The average life expectancy of the Curly-Coated Retriever is between 10 and 12 years. Breed health concerns may includegastric dilatation and volvulus (bloat), canine follicular dysplasia,entropion,ectropion, distichiasis,cataracts, epilepsy, generalizedprogressive retinal atrophy, glycogen storage disease andhip dysplasia.

The owner of a Curly-Coated Retriever needs to be firm but kind in training of the dog. Too rough, and they will turn tail; too soft or unclear, and they will not pay attention. They are an intelligent breed and smart enough to need an owner who is smarter than they are. Two things are helpful to remember regarding training a Curly: First, avoid too much repetition, as the dog may become bored and lose interest. Also, it is important for an owner to try to make the learning situation as much fun as possible. The goal is to make it so that the Curly enjoys what is being taught.

Puppies should be properly socialized to develop the amiable, outgoing personality that is characteristic of the breed. They’re successful in performance and companion events such as earthdog, barn hunt, obedience, and agility.
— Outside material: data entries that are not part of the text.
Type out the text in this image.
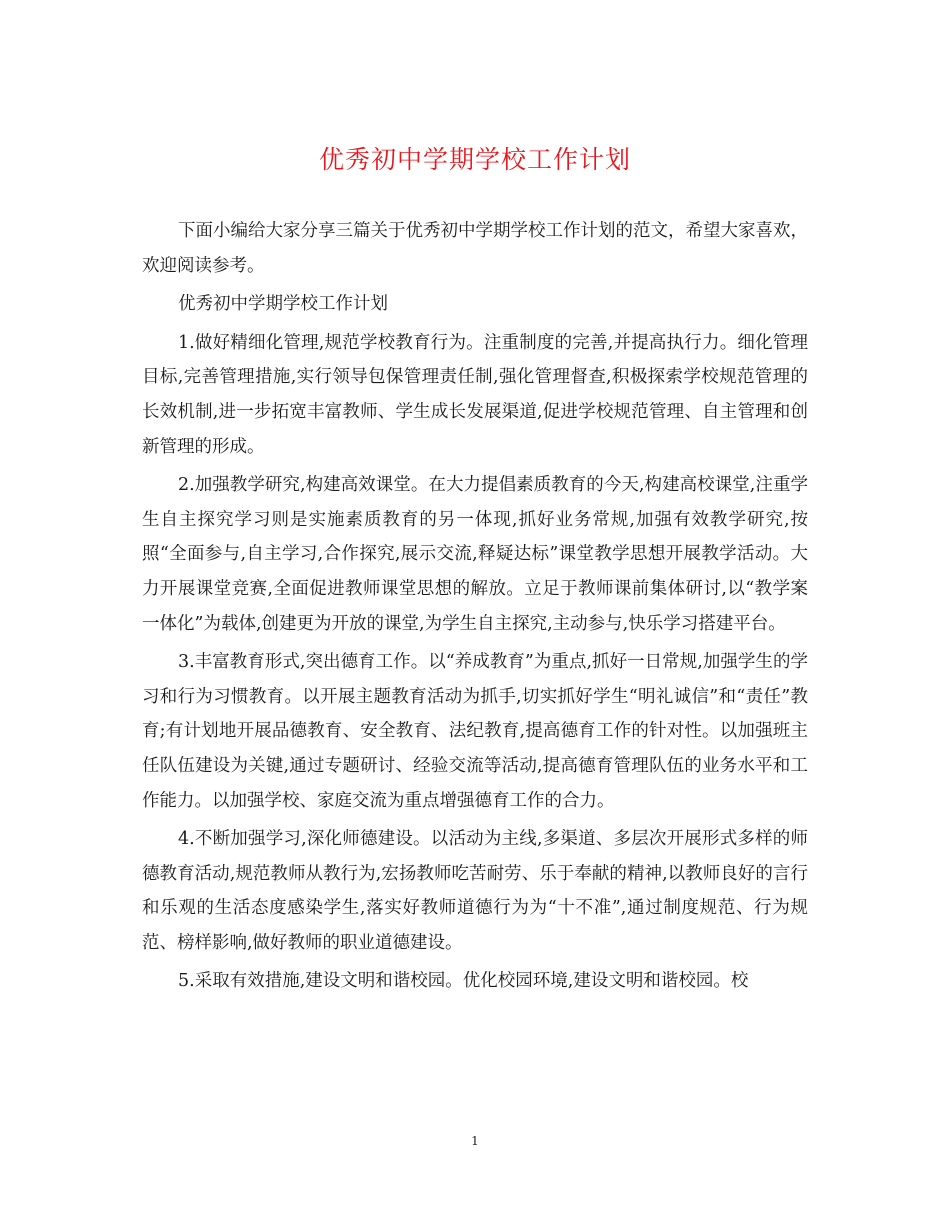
优秀初中学期学校工作计划

下面小编给大家分享三篇关于优秀初中学期学校工作计划的范文，希望大家喜欢，欢迎阅读参考。

优秀初中学期学校工作计划

1.做好精细化管理,规范学校教育行为。注重制度的完善,并提高执行力。细化管理目标,完善管理措施,实行领导包保管理责任制,强化管理督查,积极探索学校规范管理的长效机制,进一步拓宽丰富教师、学生成长发展渠道,促进学校规范管理、自主管理和创新管理的形成。

2.加强教学研究,构建高效课堂。在大力提倡素质教育的今天,构建高校课堂,注重学生自主探究学习则是实施素质教育的另一体现,抓好业务常规,加强有效教学研究,按照“全面参与,自主学习,合作探究,展示交流,释疑达标”课堂教学思想开展教学活动。大力开展课堂竞赛,全面促进教师课堂思想的解放。立足于教师课前集体研讨,以“教学案一体化”为载体,创建更为开放的课堂,为学生自主探究,主动参与,快乐学习搭建平台。

3.丰富教育形式,突出德育工作。以“养成教育”为重点,抓好一日常规,加强学生的学习和行为习惯教育。以开展主题教育活动为抓手,切实抓好学生“明礼诚信”和“责任”教育;有计划地开展品德教育、安全教育、法纪教育,提高德育工作的针对性。以加强班主任队伍建设为关键,通过专题研讨、经验交流等活动,提高德育管理队伍的业务水平和工作能力。以加强学校、家庭交流为重点增强德育工作的合力。

4.不断加强学习,深化师德建设。以活动为主线,多渠道、多层次开展形式多样的师德教育活动,规范教师从教行为,宏扬教师吃苦耐劳、乐于奉献的精神,以教师良好的言行和乐观的生活态度感染学生,落实好教师道德行为为“十不准”,通过制度规范、行为规范、榜样影响,做好教师的职业道德建设。

5.采取有效措施,建设文明和谐校园。优化校园环境,建设文明和谐校园。校

1
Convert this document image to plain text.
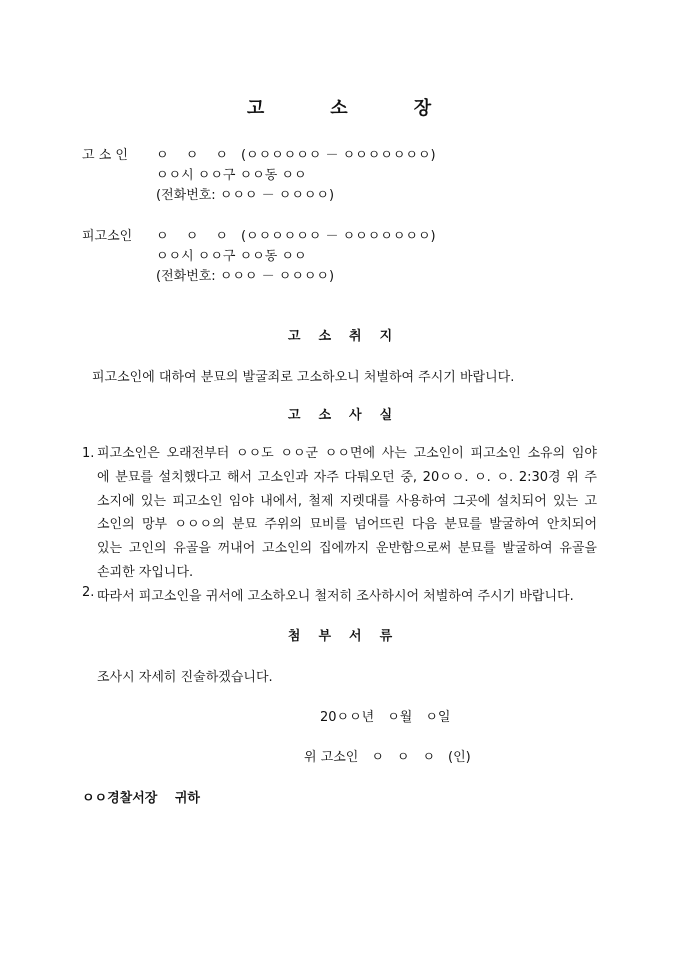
고	소	장
고 소 인 ㅇ　 ㅇ　 ㅇ　(ㅇㅇㅇㅇㅇㅇ － ㅇㅇㅇㅇㅇㅇㅇ)
ㅇㅇ시 ㅇㅇ구 ㅇㅇ동 ㅇㅇ
(전화번호: ㅇㅇㅇ － ㅇㅇㅇㅇ)
피고소인 ㅇ　 ㅇ　 ㅇ　(ㅇㅇㅇㅇㅇㅇ － ㅇㅇㅇㅇㅇㅇㅇ)
ㅇㅇ시 ㅇㅇ구 ㅇㅇ동 ㅇㅇ
(전화번호: ㅇㅇㅇ － ㅇㅇㅇㅇ)
고 소 취 지
피고소인에 대하여 분묘의 발굴죄로 고소하오니 처벌하여 주시기 바랍니다.
고 소 사 실
1. 피고소인은 오래전부터 ㅇㅇ도 ㅇㅇ군 ㅇㅇ면에 사는 고소인이 피고소인 소유의 임야
에 분묘를 설치했다고 해서 고소인과 자주 다퉈오던 중, 20ㅇㅇ. ㅇ. ㅇ. 2:30경 위 주
소지에 있는 피고소인 임야 내에서, 철제 지렛대를 사용하여 그곳에 설치되어 있는 고
소인의 망부 ㅇㅇㅇ의 분묘 주위의 묘비를 넘어뜨린 다음 분묘를 발굴하여 안치되어
있는 고인의 유골을 꺼내어 고소인의 집에까지 운반함으로써 분묘를 발굴하여 유골을
손괴한 자입니다.
2. 따라서 피고소인을 귀서에 고소하오니 철저히 조사하시어 처벌하여 주시기 바랍니다.
첨 부 서 류
조사시 자세히 진술하겠습니다.
20ㅇㅇ년　ㅇ월　ㅇ일
위 고소인　ㅇ　ㅇ　ㅇ　(인)
ㅇㅇ경찰서장　 귀하
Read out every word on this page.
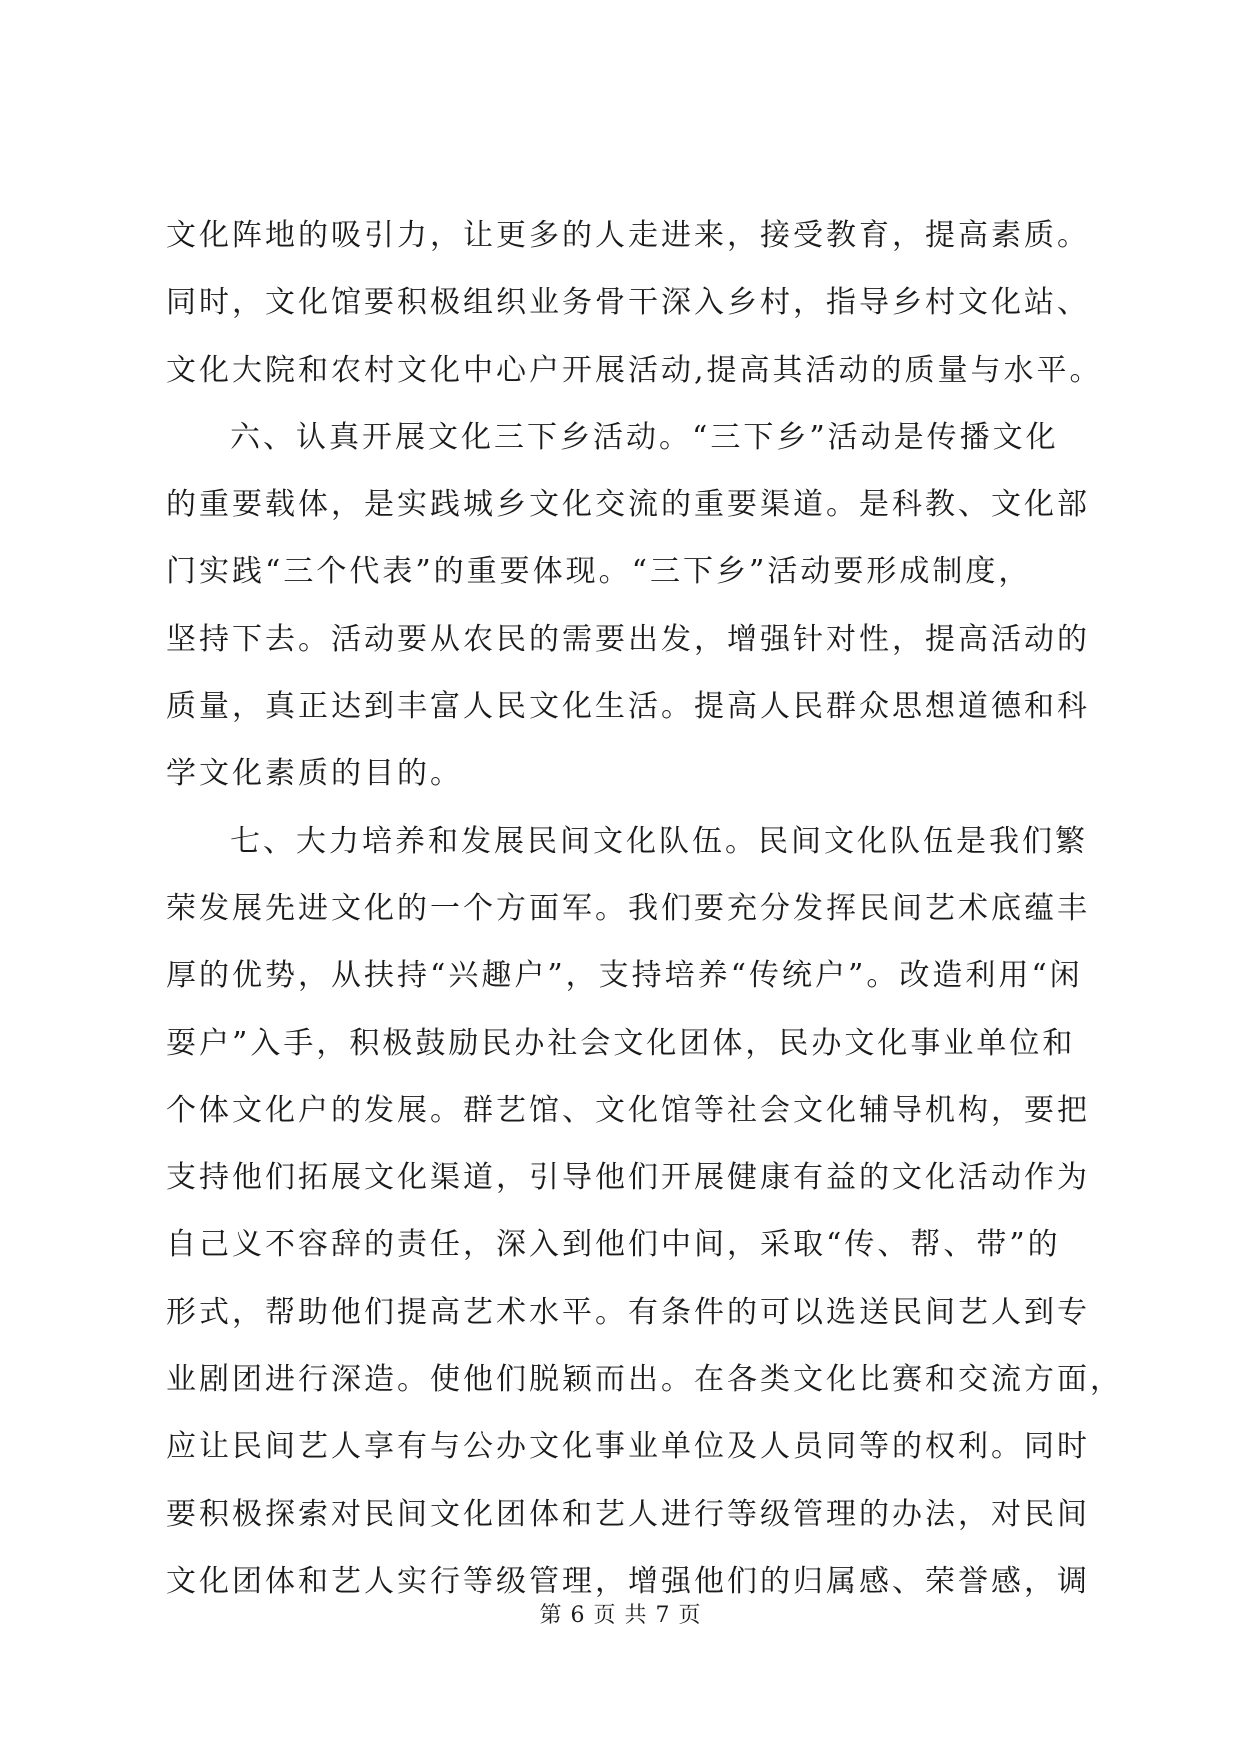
文化阵地的吸引力，让更多的人走进来，接受教育，提高素质。
同时，文化馆要积极组织业务骨干深入乡村，指导乡村文化站、
文化大院和农村文化中心户开展活动,提高其活动的质量与水平。
六、认真开展文化三下乡活动。“三下乡”活动是传播文化
的重要载体，是实践城乡文化交流的重要渠道。是科教、文化部
门实践“三个代表”的重要体现。“三下乡”活动要形成制度，
坚持下去。活动要从农民的需要出发，增强针对性，提高活动的
质量，真正达到丰富人民文化生活。提高人民群众思想道德和科
学文化素质的目的。
七、大力培养和发展民间文化队伍。民间文化队伍是我们繁
荣发展先进文化的一个方面军。我们要充分发挥民间艺术底蕴丰
厚的优势，从扶持“兴趣户”，支持培养“传统户”。改造利用“闲
耍户”入手，积极鼓励民办社会文化团体，民办文化事业单位和
个体文化户的发展。群艺馆、文化馆等社会文化辅导机构，要把
支持他们拓展文化渠道，引导他们开展健康有益的文化活动作为
自己义不容辞的责任，深入到他们中间，采取“传、帮、带”的
形式，帮助他们提高艺术水平。有条件的可以选送民间艺人到专
业剧团进行深造。使他们脱颖而出。在各类文化比赛和交流方面，
应让民间艺人享有与公办文化事业单位及人员同等的权利。同时
要积极探索对民间文化团体和艺人进行等级管理的办法，对民间
文化团体和艺人实行等级管理，增强他们的归属感、荣誉感，调
第 6 页 共 7 页
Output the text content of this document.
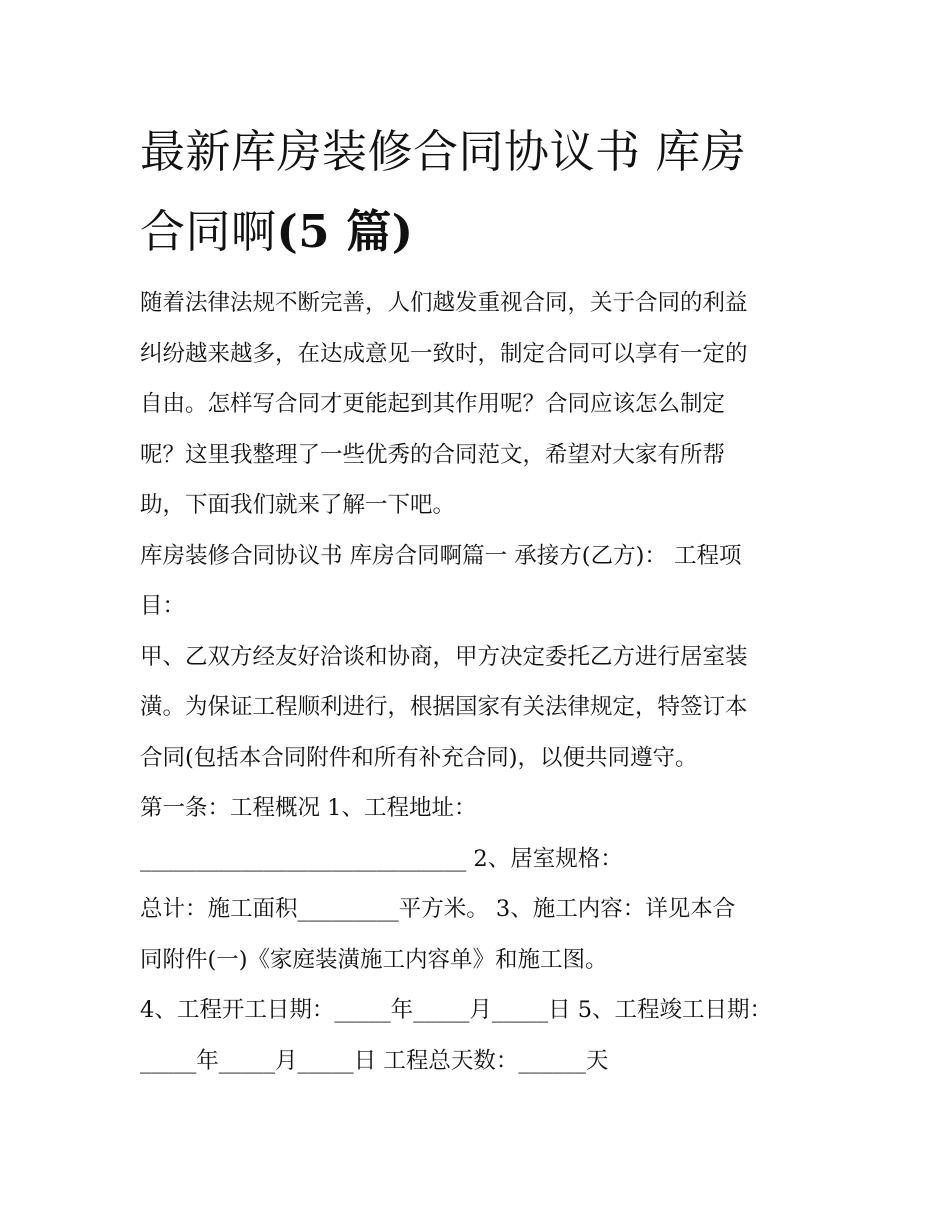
最新库房装修合同协议书 库房
合同啊(5 篇)

随着法律法规不断完善，人们越发重视合同，关于合同的利益
纠纷越来越多，在达成意见一致时，制定合同可以享有一定的
自由。怎样写合同才更能起到其作用呢？合同应该怎么制定
呢？这里我整理了一些优秀的合同范文，希望对大家有所帮
助，下面我们就来了解一下吧。

库房装修合同协议书 库房合同啊篇一 承接方(乙方)： 工程项
目：

甲、乙双方经友好洽谈和协商，甲方决定委托乙方进行居室装
潢。为保证工程顺利进行，根据国家有关法律规定，特签订本
合同(包括本合同附件和所有补充合同)，以便共同遵守。

第一条：工程概况 1、工程地址：
_____________________________ 2、居室规格：
总计：施工面积_________平方米。 3、施工内容：详见本合
同附件(一)《家庭装潢施工内容单》和施工图。

4、工程开工日期：_____年_____月_____日 5、工程竣工日期：
_____年_____月_____日 工程总天数：______天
The Curly-Coated Retriever is considered to be one of the oldest retriever breeds. It has been used for retrieving as long ago as the late eighteenth century in England, where it was developed. The breed descended from the English Water Spaniel, the St. John'sNewfoundland, the retrieving setter, thePoodleand possibly theIrish Water Spanieland theLabrador Retriever. The Curly-Coated Retriever is an excellent hunting companion and gun dog, waterfowl retriever and upland game hunter, with a gentle mouth.

They were often used to hunt duck and quail. The breed is pretty rare inside the USA but is more popular in Australia and New Zealand.The first exports to America were in 1907. The Curly-Coated Retriever was recognized by the AKC in 1924. This breed may take some effort to find. Some of the Curly's talents are hunting, tracking, retrieving, watchdog, guarding, agility and competitive obedience.

The spectacular rise of Labs and Goldens has long since eclipsed the Curly’s prominence among the retriever breeds, but they retain a small but ardent following around the world. The Curly entered the AKC Stud Book in 1924.